The problem for me was that the query in question was larger than max_allowed_packet would allow, so I just had to increase this a bit. MySQL has some documentation on this setting at the below URL. http://dev.mysql.com/doc/refman/5.1/en/server-system-variables.html#sysvar_m... Miriam Natanzon wrote:
I also have this problem.
Any Solution?? It caused me a timeout and then "MySQL server has gone away" response message...

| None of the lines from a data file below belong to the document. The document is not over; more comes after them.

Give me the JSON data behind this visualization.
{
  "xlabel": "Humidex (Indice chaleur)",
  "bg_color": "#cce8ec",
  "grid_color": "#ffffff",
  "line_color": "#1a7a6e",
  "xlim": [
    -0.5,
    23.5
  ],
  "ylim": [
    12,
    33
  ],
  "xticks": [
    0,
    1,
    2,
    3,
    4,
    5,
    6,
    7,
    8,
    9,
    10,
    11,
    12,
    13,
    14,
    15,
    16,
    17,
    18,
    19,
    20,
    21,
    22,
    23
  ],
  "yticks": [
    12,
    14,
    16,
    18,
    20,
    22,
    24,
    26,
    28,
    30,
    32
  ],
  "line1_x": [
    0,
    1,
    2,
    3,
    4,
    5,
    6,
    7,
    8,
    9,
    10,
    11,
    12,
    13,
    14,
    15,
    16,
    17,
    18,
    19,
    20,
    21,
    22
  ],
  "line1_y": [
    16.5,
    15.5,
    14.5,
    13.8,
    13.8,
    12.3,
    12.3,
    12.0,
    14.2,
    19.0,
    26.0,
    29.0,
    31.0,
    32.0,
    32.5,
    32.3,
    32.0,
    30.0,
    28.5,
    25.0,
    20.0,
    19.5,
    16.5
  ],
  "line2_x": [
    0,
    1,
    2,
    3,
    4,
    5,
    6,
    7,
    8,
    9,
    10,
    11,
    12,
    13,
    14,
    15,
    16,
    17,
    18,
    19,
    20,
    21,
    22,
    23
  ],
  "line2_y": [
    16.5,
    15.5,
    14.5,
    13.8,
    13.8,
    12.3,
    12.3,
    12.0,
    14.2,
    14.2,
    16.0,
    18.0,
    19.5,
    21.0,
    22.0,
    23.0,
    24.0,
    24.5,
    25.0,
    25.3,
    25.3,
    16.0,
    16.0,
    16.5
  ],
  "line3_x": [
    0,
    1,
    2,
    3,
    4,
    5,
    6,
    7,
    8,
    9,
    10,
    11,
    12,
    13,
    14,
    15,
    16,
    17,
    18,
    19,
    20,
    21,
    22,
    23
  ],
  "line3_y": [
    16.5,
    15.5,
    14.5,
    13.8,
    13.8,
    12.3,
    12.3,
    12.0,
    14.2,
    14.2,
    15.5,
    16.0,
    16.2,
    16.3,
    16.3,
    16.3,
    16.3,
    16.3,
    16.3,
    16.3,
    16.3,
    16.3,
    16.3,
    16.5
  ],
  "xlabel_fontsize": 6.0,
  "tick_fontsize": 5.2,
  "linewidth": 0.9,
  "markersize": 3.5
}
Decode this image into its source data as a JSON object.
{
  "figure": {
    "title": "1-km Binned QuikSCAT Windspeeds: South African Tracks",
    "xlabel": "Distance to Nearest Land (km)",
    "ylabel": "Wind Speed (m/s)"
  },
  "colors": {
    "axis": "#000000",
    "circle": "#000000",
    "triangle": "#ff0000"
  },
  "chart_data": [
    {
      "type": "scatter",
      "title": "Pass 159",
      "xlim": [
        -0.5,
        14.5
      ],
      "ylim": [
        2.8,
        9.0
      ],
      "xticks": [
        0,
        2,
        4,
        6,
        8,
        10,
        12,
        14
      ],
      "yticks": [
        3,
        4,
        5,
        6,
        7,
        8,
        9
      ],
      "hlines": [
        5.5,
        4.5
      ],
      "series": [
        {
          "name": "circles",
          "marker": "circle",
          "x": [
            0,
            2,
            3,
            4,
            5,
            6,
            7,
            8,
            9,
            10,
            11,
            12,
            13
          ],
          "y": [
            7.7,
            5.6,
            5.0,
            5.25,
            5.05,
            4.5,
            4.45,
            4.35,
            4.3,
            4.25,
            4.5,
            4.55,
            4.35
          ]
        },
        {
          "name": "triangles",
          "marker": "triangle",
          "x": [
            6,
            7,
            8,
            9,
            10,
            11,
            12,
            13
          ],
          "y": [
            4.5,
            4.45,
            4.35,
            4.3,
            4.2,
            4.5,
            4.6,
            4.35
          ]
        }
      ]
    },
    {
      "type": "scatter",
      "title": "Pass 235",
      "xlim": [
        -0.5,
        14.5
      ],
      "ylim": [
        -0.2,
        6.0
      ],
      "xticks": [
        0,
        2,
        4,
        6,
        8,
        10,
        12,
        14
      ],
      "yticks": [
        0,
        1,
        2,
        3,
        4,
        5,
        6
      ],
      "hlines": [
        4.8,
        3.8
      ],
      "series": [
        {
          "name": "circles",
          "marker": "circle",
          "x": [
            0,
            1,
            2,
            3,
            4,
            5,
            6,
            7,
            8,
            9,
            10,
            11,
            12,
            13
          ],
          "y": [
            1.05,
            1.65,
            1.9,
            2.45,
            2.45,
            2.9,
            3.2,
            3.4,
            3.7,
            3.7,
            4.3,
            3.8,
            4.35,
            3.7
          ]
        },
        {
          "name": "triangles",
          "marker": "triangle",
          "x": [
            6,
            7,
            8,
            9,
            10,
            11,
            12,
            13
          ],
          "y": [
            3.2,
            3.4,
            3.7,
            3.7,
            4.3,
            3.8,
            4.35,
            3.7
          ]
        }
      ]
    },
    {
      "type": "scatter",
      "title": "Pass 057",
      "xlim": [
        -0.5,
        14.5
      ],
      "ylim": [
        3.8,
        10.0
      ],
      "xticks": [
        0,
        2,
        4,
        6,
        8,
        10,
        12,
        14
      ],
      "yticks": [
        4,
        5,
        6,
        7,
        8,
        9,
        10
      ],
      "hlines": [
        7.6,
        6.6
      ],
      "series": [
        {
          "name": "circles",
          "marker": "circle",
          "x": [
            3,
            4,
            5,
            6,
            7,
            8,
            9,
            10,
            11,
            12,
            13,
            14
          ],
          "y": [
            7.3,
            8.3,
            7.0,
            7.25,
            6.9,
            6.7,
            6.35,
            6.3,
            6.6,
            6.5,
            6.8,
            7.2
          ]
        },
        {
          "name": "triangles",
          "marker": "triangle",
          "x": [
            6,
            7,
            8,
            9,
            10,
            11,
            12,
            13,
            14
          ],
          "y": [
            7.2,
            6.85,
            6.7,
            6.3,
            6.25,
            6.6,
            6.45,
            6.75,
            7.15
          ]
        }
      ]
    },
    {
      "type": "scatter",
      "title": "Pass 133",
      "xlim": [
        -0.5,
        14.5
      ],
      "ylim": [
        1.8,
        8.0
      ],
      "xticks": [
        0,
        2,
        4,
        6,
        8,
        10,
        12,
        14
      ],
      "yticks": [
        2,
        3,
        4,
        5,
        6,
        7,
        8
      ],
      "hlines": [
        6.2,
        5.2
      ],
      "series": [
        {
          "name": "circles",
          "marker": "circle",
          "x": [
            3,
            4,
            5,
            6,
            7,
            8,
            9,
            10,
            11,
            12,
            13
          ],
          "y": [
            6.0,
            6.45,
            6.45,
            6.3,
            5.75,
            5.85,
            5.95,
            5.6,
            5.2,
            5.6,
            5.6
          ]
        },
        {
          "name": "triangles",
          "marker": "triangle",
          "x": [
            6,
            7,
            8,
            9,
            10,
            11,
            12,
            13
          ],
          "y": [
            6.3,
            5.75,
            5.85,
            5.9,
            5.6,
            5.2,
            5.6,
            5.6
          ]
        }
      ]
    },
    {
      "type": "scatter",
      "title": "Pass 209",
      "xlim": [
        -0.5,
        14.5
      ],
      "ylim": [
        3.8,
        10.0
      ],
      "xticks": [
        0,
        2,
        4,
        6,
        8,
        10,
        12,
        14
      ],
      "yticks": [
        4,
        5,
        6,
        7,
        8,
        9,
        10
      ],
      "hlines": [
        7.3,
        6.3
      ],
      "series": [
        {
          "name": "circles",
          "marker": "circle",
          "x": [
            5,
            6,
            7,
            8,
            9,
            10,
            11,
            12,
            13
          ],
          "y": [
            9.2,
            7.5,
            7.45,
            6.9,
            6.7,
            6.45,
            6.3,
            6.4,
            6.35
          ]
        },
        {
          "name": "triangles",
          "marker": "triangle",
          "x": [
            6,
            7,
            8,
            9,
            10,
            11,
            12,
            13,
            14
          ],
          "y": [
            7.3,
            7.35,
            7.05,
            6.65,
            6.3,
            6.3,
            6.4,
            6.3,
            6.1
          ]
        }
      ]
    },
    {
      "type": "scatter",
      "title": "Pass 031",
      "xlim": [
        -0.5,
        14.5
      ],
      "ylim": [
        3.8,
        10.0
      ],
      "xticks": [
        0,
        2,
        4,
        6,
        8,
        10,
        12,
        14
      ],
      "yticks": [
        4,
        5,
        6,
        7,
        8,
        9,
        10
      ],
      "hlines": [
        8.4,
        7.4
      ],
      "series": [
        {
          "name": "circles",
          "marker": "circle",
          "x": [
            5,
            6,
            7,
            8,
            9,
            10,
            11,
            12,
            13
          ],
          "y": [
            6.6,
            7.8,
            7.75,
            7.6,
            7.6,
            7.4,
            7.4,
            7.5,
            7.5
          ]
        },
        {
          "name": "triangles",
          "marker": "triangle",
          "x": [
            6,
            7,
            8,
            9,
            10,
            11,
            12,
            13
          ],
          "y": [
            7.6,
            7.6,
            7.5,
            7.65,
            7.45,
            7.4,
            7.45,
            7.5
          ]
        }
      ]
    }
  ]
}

-----Original Message----- From: development-bounces@drupal.org [mailto:development-bounces@drupal.org]On Behalf Of Steven Surowiec Sent: Wednesday, April 22, 2009 7:12 PM To: development@drupal.org Subject: [development] Watchdog dieing on large queries
I've found a workaround for myself for this one but just wanted to put it out there. When a query fails watchdog is used to insert it into the DB, which is fine 99.9% of the time, until that .1% bites you. The problem is that if the query (say inserting a new record into the "cache") causes a query that is larger than the MySQL query buffer limit. This results in a MySQL error that the query is too large to insert, which watchdog then picks up and tries to insert, which fails, which watchdog picks up ... and you get the point. Result? Infinite loop and then either a timeout or PHP runs out of memory and dies. I'd think the proper way to handle this would be to have a check that the specific error code for a MySQL error resulting from a query buffer violation doesn't try to insert the query, again just putting this out there.